Lexicalized semi-incremental dependency parsing
- Hany Hassan Awadalla ,
- Khalil Sima'an ,
- Andy Way
RANLP-2009 - Recent Advances in Natural Language Processing |
Even leaving aside concerns of cognitive plausibility, incremental parsing is appealing for applications such as speech recognition and machine translation because it could allow for incorporating syntactic features into the decoding process without blowing up the search space. Yet, incremental parsing is often associated with greedy parsing decisions and intolerable loss of accuracy. Would the use of lexicalized grammars provide a new perspective on incremental parsing? In this paper we explore incremental left-to-right dependency parsing using a lexicalized grammatical formalism that works with lexical categories (supertags) and a small set of combinatory operators.
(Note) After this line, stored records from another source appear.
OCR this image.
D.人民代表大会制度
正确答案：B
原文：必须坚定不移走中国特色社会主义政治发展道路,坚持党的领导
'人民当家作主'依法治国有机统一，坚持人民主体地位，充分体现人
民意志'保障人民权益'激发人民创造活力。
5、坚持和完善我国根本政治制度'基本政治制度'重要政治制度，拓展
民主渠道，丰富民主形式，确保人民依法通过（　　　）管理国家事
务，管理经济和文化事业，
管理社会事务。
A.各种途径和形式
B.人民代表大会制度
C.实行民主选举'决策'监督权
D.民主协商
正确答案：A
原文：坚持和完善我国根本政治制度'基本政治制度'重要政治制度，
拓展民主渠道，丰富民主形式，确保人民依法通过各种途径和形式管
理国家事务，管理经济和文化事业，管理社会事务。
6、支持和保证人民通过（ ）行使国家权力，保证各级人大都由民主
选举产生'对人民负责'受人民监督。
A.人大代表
A strictly incremental parser would conduct only a single pass over the input, use no lookahead and make only local decisions at every word. We show that such a parser suffers heavy loss of accuracy. Instead, we explore the utility of a two-pass approach that incrementally builds a dependency structure by first assigning a supertag to every input word and then selecting an incremental operator that allows assembling every supertag with the dependency structure built so-far to its left. We instantiate this idea in different models that allow a trade-off between aspects of full incrementality and performance, and explore the differences between these models empirically. Our exploration shows that a semi-incremental (two-pass), linear-time parser that employs fixed and limited look-ahead exhibits an appealing balance between the efficiency advantages of incrementality and the achieved accuracy. Surprisingly, taking local or global decisions matters very little for the accuracy of this linear-time parser. Such a parser fits seemlessly with the currently dominant finite-state decoders for machine translation.